- Interactive map of Santi Suk
- Country: Thailand
- Province: Chiang Mai
- District: Doi Lo

Population (2015)
- • Total: 3,852
- Time zone: UTC+7 (ICT)
- Postal code: 50160
- TIS 1099: 502404

= Santi Suk, Chiang Mai =

Santi Suk (สันติสุข) is a tambon (subdistrict) of Doi Lo District, in Chiang Mai Province, Thailand.

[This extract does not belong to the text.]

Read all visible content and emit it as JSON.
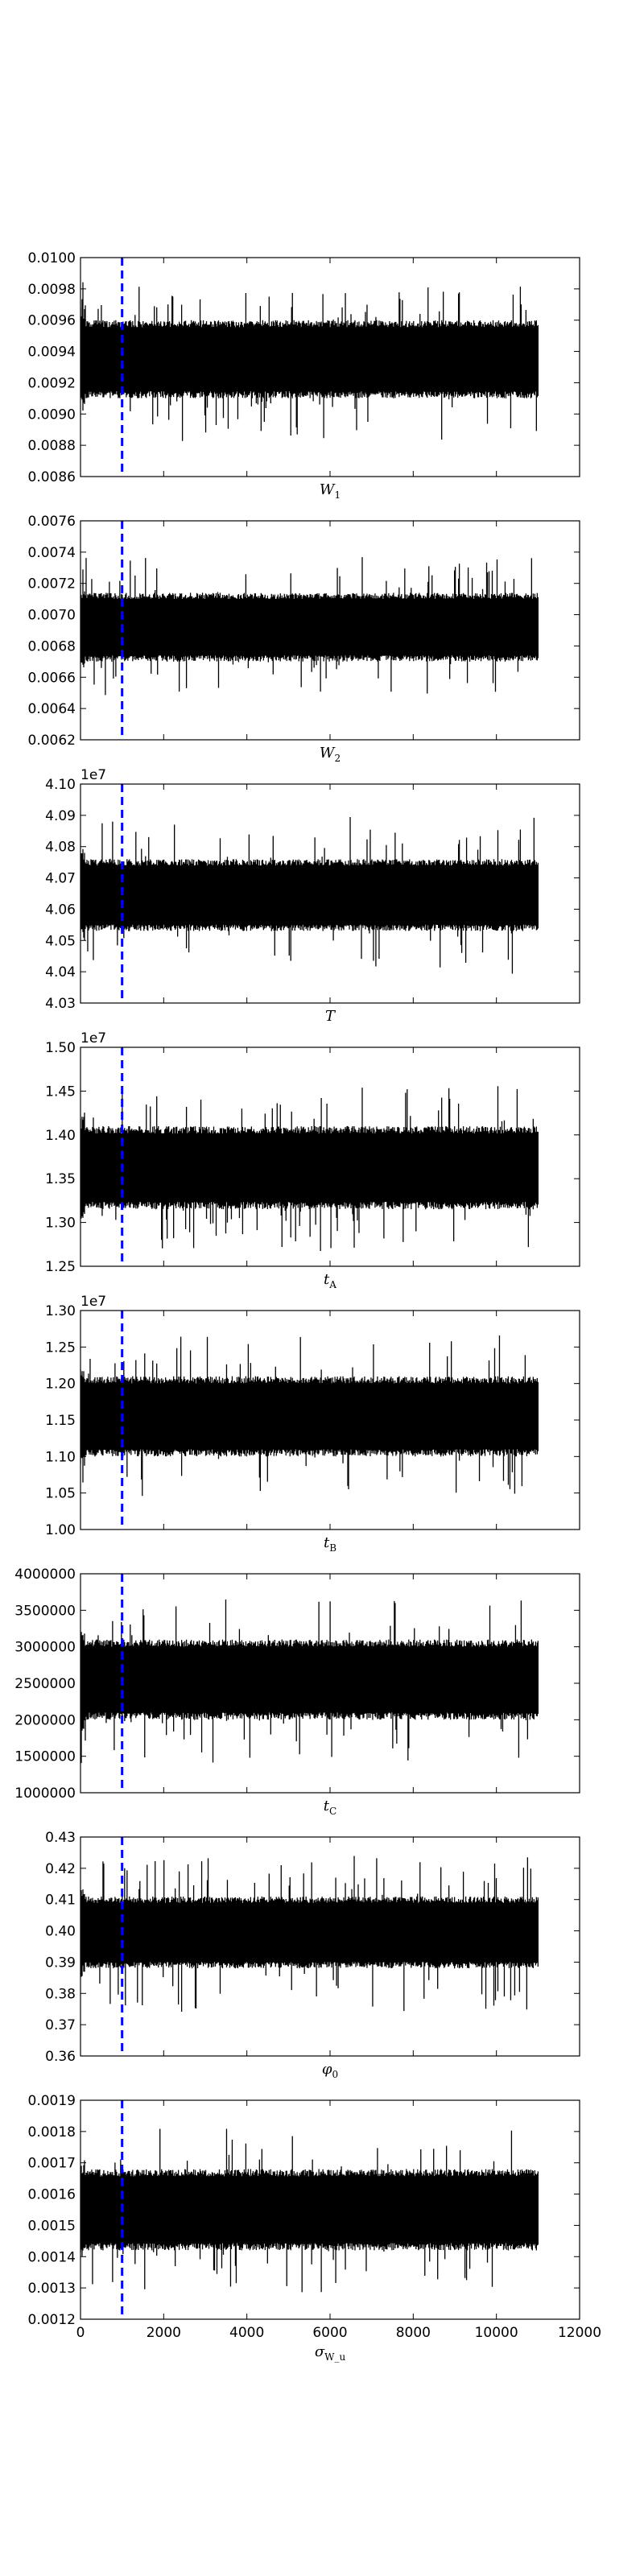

In 2015 it had a population of 3,852 people.

==History==
The subdistrict was created effective 1 May 1991 by splitting off eight administrative villages from Yang Khram.

==Administration==

===Central administration===
The tambon is divided into nine administrative villages (mubans).

| No. | Name | Thai |
|---|---|---|
| 01. | Ban San Makha | บ้านสันมะค่า |
| 02. | Ban Nong Hiang | บ้านหนองเหียง |
| 03. | Ban Thung Pui | บ้านทุ่งปุย |
| 04. | Ban Sop Ao | บ้านสบอาว |
| 05. | Ban San Nok Kaeo | บ้านสันนกแก้ว |
| 06. | Ban Mai Nong Hoi | บ้านใหม่หนองหอย |
| 07. | Ban Nong Hoi | บ้านหนองหอย |
| 08. | Ban Mae Taeng | บ้านแม่แตง |
| 09. | Ban Santi Suk | บ้านสันติสุข |

===Local administration===
The subdistrict is covered by the subdistrict municipality (thesaban tambon) Santi Suk (เทศบาลตำบลสันติสุข).